Molly Woblingwill - Wed, 04 Jan 2017 20:22:12 EST ID:ztur2YT8 No.36442 Ignore Report Quick Reply
I agree that your solution sounds somewhat similar to bit-fields. Additionally, factoring (expensive) long composite numbers at lookup-time is much, much slower than the special-case of bit-fields (which basically uses powers of 2 from OEIS A000079 instead of prime numbers from OEIS A000040) where you can use simple bit-shifts, ANDs, and ORs to quickly test up to 64 bits in one CPU clock-cycle versus expensive loops and division operations for factorization.
Archie Bubblegold - Thu, 05 Jan 2017 11:02:58 EST ID:zu3jfUuo No.36443 Ignore Report Quick Reply
1483632178501.jpg -(115916B / 113.20KB, 391x608) Thumbnail displayed, click image for full size.
Lol I see.

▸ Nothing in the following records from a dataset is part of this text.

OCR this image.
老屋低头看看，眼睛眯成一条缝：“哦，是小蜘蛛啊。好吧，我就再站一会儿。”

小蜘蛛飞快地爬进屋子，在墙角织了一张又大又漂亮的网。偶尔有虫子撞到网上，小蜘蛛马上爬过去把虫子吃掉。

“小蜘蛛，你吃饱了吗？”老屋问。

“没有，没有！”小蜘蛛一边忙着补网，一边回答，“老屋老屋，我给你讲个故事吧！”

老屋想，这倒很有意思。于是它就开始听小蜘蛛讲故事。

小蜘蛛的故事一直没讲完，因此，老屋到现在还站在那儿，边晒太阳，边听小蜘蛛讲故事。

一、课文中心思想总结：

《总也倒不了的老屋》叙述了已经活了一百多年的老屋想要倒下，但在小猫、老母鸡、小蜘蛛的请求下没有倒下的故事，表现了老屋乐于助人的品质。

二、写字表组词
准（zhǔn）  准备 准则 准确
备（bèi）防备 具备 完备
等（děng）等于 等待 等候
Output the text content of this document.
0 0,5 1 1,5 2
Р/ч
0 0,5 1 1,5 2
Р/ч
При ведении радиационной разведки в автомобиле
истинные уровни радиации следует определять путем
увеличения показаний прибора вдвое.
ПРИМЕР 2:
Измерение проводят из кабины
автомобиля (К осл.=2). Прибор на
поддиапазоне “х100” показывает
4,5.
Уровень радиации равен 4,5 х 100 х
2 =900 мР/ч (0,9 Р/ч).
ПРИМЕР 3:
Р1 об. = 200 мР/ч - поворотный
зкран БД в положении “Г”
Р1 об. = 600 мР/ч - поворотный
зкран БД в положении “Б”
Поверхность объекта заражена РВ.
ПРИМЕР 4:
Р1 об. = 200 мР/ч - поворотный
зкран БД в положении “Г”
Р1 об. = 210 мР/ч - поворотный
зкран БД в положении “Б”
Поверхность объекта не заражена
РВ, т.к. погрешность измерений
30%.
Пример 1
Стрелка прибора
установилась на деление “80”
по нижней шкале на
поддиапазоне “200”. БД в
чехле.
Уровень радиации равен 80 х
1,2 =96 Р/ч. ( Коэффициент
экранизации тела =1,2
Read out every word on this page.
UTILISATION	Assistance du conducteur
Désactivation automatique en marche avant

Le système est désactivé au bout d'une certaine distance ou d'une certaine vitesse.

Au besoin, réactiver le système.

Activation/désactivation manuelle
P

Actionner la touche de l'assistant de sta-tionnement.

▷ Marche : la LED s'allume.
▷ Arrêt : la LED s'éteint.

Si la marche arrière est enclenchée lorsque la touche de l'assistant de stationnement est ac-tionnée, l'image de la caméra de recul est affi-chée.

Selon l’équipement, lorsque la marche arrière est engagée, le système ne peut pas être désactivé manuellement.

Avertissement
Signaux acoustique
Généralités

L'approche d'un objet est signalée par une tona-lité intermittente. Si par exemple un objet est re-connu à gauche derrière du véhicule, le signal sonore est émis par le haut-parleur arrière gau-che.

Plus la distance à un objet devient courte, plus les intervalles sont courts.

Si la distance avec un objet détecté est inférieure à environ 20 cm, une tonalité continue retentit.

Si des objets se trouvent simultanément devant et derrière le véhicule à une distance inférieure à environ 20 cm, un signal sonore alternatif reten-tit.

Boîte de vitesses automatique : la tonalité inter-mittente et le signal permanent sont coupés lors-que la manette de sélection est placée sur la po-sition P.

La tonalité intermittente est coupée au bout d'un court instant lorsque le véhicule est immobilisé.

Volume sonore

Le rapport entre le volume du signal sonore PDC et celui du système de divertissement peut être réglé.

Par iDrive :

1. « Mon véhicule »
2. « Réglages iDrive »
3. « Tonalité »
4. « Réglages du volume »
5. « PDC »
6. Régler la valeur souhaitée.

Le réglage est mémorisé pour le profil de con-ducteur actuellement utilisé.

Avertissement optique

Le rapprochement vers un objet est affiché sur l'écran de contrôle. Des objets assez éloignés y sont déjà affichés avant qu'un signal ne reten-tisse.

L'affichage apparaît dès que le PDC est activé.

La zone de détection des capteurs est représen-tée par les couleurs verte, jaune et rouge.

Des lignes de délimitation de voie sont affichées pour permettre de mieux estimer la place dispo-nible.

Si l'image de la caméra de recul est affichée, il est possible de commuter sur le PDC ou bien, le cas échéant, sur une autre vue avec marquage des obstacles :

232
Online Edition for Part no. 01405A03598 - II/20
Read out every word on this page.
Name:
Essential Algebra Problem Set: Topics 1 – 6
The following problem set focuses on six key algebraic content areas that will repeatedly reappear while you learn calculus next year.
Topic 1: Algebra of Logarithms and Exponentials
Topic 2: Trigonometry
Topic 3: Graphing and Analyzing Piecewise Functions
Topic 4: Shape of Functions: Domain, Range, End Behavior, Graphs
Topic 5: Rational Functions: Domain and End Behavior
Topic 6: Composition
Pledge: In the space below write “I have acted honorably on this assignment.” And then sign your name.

That makes a lot more sense to use.

I dub my invention "Cool Guy Database Compression" (CGDC)
Edward Blommlefedge - Thu, 05 Jan 2017 22:03:09 EST ID:ztur2YT8 No.36444 Ignore Report Quick Reply
That's a pretty awesome name.
Oliver Fandock - Tue, 10 Jan 2017 11:04:16 EST ID:9QSfnS0r No.36446 Ignore Report Quick Reply
Using prime factorization this way is borderline retarded.

Srsly use bitfields.
1 ------| jump
2 ------| punch
4 ------| kick
8 ------| eat
16 ----| slash
32 ----| talk
64 ----| scream
128 ----| cry
256 ----| crush
512 ----| fly

People back in the day would have hit you over the head for that, now cpu cycles are cheap, but not that cheap.
The only advantage your method has is you can store multiple references to the same move in the same value, but as it looks you don't want to do this anyway.

And second if you are concerned about space savings don't use sql.
Oliver Fandock - Tue, 10 Jan 2017 11:11:11 EST ID:9QSfnS0r No.36447 Ignore Report Quick Reply
Also your method won't save any space versus bitfields because of the pigeonhole principle.